Process evaluations are especially necessary in trials of complex interventions, and in multisite trials, where the same or similar interventions may be implemented. In the process evaluation, we will measure the integrity and feasibility of the implementation interventions and clinical interventions that were implemented. Furthermore, we will assess how the interventions are implemented, distinguish between components of the interventions, and identify contextual factors that may influence the content and effectiveness of the implementation intervention. For this purpose, we will keep a log and use questionnaires for participants. The process evaluation will also examine how well the interventions were tailored to the local barriers/enablers, and whether the barriers were overcome to any extent. This will be based on interviews and surveys of participants. Process evaluation will consist of qualitative and quantitative methods that will be developed with this work package. The research teams in each country will apply those methods (e.g., central questions for interviews and focus groups) for process evaluation.

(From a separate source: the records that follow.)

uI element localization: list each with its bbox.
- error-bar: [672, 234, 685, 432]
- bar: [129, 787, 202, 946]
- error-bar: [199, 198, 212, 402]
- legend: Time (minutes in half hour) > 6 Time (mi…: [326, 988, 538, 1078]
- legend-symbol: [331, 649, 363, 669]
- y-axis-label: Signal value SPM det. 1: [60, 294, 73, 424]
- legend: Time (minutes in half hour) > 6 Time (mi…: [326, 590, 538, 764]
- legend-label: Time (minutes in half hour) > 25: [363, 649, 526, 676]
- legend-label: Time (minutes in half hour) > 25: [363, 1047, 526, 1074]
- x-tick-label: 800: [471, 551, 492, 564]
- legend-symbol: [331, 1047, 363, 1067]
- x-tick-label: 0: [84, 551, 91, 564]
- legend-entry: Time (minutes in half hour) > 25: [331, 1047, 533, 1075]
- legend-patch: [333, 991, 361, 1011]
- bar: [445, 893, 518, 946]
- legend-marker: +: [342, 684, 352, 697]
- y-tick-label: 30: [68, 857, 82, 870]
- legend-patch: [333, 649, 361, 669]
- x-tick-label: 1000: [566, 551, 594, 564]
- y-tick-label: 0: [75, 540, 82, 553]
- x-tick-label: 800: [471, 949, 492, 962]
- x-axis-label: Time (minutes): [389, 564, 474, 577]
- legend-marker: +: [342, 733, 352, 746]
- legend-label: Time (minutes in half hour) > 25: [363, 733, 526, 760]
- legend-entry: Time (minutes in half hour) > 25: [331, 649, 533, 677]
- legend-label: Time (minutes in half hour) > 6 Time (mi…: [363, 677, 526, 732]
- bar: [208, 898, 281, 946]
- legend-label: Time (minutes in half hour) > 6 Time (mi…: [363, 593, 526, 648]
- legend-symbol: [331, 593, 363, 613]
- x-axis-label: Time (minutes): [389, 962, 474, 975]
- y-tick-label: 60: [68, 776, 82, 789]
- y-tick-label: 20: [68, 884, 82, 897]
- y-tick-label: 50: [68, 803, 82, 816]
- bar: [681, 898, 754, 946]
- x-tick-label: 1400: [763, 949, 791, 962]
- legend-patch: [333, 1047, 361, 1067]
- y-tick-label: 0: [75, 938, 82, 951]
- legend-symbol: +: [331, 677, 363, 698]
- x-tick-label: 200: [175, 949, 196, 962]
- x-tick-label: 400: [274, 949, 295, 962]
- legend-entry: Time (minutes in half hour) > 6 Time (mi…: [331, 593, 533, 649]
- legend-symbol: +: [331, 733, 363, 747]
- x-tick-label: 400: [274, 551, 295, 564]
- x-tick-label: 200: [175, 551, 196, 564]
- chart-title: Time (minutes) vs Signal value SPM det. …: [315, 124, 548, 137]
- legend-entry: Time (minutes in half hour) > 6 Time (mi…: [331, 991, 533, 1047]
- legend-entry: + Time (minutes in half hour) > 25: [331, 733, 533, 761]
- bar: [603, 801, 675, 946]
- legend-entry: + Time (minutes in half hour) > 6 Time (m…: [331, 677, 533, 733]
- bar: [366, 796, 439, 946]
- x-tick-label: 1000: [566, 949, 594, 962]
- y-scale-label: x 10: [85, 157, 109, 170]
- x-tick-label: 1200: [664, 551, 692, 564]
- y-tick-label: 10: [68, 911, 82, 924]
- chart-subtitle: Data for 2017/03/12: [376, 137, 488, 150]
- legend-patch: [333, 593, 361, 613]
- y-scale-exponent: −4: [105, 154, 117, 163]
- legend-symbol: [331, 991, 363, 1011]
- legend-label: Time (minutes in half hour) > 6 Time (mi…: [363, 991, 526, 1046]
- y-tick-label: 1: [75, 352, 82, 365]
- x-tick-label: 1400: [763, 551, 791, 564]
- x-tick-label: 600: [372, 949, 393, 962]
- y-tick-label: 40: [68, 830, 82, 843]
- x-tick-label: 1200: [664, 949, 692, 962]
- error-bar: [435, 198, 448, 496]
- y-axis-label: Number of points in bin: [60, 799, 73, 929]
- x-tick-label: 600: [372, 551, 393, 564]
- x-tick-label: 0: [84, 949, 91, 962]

An outcome evaluation will assess the effectiveness of the tailored implementation interventions and the role of the previously identified determinants of practice in the implementation process. This analysis will also provide insight into the mechanisms underlying implementation processes in chronic illness care. The evaluations will include measures regarding the following domains: (intermediate) health outcomes including clinical measures, quality of life measures, and patient reported outcomes depending on the specific disease; patient behaviours, including adherence to treatment and life style); as well as healthcare professionals' performance and processes of healthcare delivery. Furthermore, descriptive information on patients, health professionals, and practice organizations will be systematically collected using questionnaires or medical records.
Across the world, health research funders have made substantial investments in implementation programs and in implementation research . These activities should be led by the priorities in clinical practice and health policy, but it also important to invest in the assessment and innovation of approaches for implementation. The TICD project aims to contribute to the innovation of tailoring methods. The TICD project is focused on chronic illness care, which is a large and growing domain of healthcare across the world. It remains to be seen to what extent tailoring approaches are specific for this domain or can be used in other healthcare domains.
Martin Eccles is Co-Editor in Chief of Implementation Science, Michel Wensing is an Associate Editor, Andy Oxman and Jeremy Grimshaw are members of the Editorial Board of Implementation Science; all decisions on this paper were made by another editor.
The study was conceived by MW. Writing of the paper was led by MW with all authors commenting on drafts and approving the final version.
Acknowledgements and funding
The research leading to these results has received funding from the European Union Seventh Framework Programme (FP7/2007-2013) under grant agreement n° 258837. We are grateful to Marion Bussemakers for administrative support. Jeremy Grimshaw holds a Canada Research Chair in Health Knowledge Transfer and Uptake.
We will seek ethical approval from recognized ethical committees within each of the countries for all research that involves participation of individuals.